Si tout aboutit, la réforme s’appliquera à partir du 1er janvier 2023, mais uniquement aux nouvelles immatriculations. Une phase de transition sera opérée entre cette date et 2026. Au cours de l’année 2023, la taxation sera composée à 25% du nouveau régime et à 75% de l’ancien régime, une part qui passera à 50/50 en 2024, puis à 75/25 en 2025 et enfin à 100% en 2026.
Comment est calculée la nouvelle taxe de mise en circulation (TMC) ?

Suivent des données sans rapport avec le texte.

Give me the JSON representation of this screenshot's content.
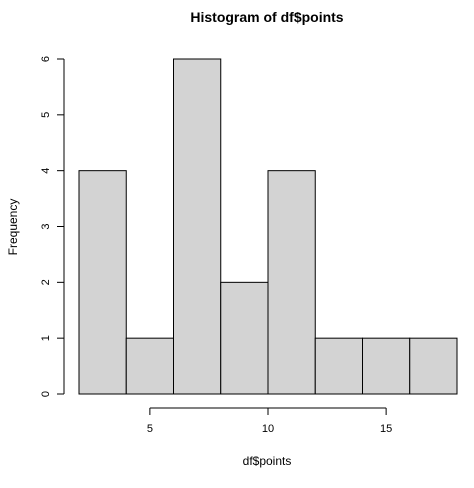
{
  "chart_data": {
    "type": "bar",
    "title": "Histogram of df$points",
    "xlabel": "df$points",
    "ylabel": "Frequency",
    "bins": [
      {
        "start": 2,
        "end": 4,
        "count": 4
      },
      {
        "start": 4,
        "end": 6,
        "count": 1
      },
      {
        "start": 6,
        "end": 8,
        "count": 6
      },
      {
        "start": 8,
        "end": 10,
        "count": 2
      },
      {
        "start": 10,
        "end": 12,
        "count": 4
      },
      {
        "start": 12,
        "end": 14,
        "count": 1
      },
      {
        "start": 14,
        "end": 16,
        "count": 1
      },
      {
        "start": 16,
        "end": 18,
        "count": 1
      }
    ],
    "x_ticks": [
      "5",
      "10",
      "15"
    ],
    "y_ticks": [
      "0",
      "1",
      "2",
      "3",
      "4",
      "5",
      "6"
    ],
    "xlim": [
      2,
      18
    ],
    "ylim": [
      0,
      6
    ],
    "bar_fill": "#d3d3d3",
    "bar_stroke": "#000000",
    "grid": false,
    "legend": "none"
  }
}
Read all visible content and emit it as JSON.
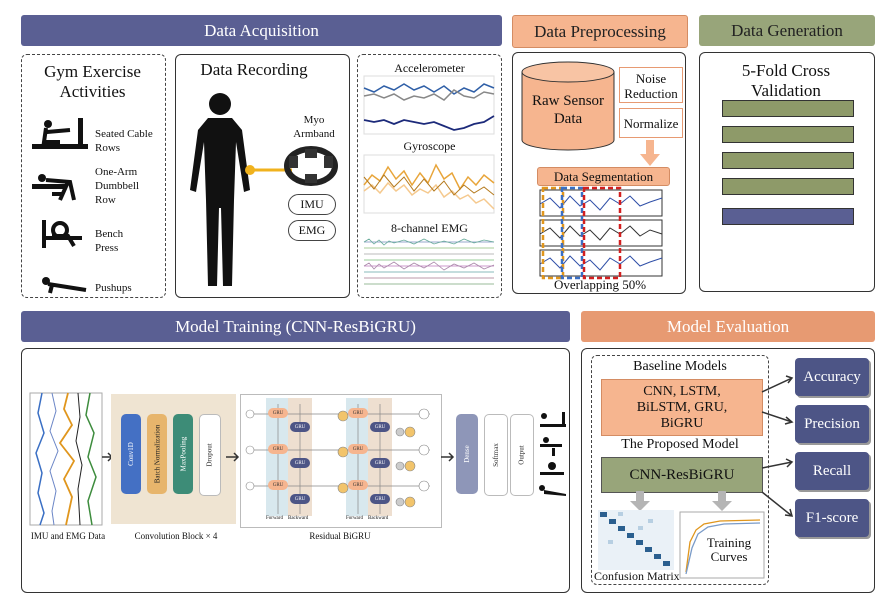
{
  "sections": {
    "acquisition": "Data Acquisition",
    "preprocessing": "Data Preprocessing",
    "generation": "Data Generation",
    "training": "Model Training (CNN-ResBiGRU)",
    "evaluation": "Model Evaluation"
  },
  "acquisition": {
    "exercises_title": "Gym Exercise Activities",
    "exercises": [
      "Seated Cable Rows",
      "One-Arm Dumbbell Row",
      "Bench Press",
      "Pushups"
    ],
    "recording_title": "Data Recording",
    "device": "Myo Armband",
    "imu": "IMU",
    "emg": "EMG",
    "signals": [
      "Accelerometer",
      "Gyroscope",
      "8-channel EMG"
    ]
  },
  "preprocessing": {
    "raw": "Raw Sensor Data",
    "noise": "Noise Reduction",
    "normalize": "Normalize",
    "segmentation": "Data Segmentation",
    "overlap": "Overlapping 50%"
  },
  "generation": {
    "cv": "5-Fold Cross Validation",
    "folds": 5
  },
  "training": {
    "input_caption": "IMU and EMG Data",
    "conv_layers": [
      "Conv1D",
      "Batch Normalization",
      "MaxPooling",
      "Dropout"
    ],
    "conv_caption": "Convolution Block × 4",
    "bigru_caption": "Residual BiGRU",
    "gru": "GRU",
    "forward": "Forward",
    "backward": "Backward",
    "head_layers": [
      "Dense",
      "Softmax",
      "Output"
    ]
  },
  "evaluation": {
    "baseline_title": "Baseline Models",
    "baseline_models": "CNN, LSTM, BiLSTM, GRU, BiGRU",
    "proposed_title": "The Proposed Model",
    "proposed_model": "CNN-ResBiGRU",
    "training_curves": "Training Curves",
    "confusion_matrix": "Confusion Matrix",
    "metrics": [
      "Accuracy",
      "Precision",
      "Recall",
      "F1-score"
    ]
  },
  "colors": {
    "header_blue": "#5a5f93",
    "header_orange": "#e79a72",
    "peach": "#f6b58f",
    "olive": "#98a57a",
    "metric": "#4d5586",
    "conv1d": "#4470c4",
    "batchnorm": "#e7b56c",
    "maxpool": "#3d8c77"
  }
}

Pour calculer la nouvelle taxe de mise en circulation (TMC) du véhicule, plusieurs facteurs entrent en ligne de compte. Il y a notamment la puissance (en kW) qui, dans la formule, est multipliée par trois facteurs : les émissions de CO2, la masse maximale autorisée et la technologie du groupe motopropulseur. Le facteur CO2 est obtenu en divisant les émissions du véhicule par la moyenne du parc automobile belge (nldr : 136 g/km en 2021), un principe qui vaut aussi pour la masse maximale autorisée (1.838 kg en 2021). Pour ce qui touche à la technologie, c’est un autre facteur multiplicateur qui a été déterminé. Il est de 0,26 pour les voitures électriques, de 0,8 pour les voitures hybrides tandis qu’il monte à 1 pour les véhicules thermiques qu’ils soient essence, Diesel ou LPG.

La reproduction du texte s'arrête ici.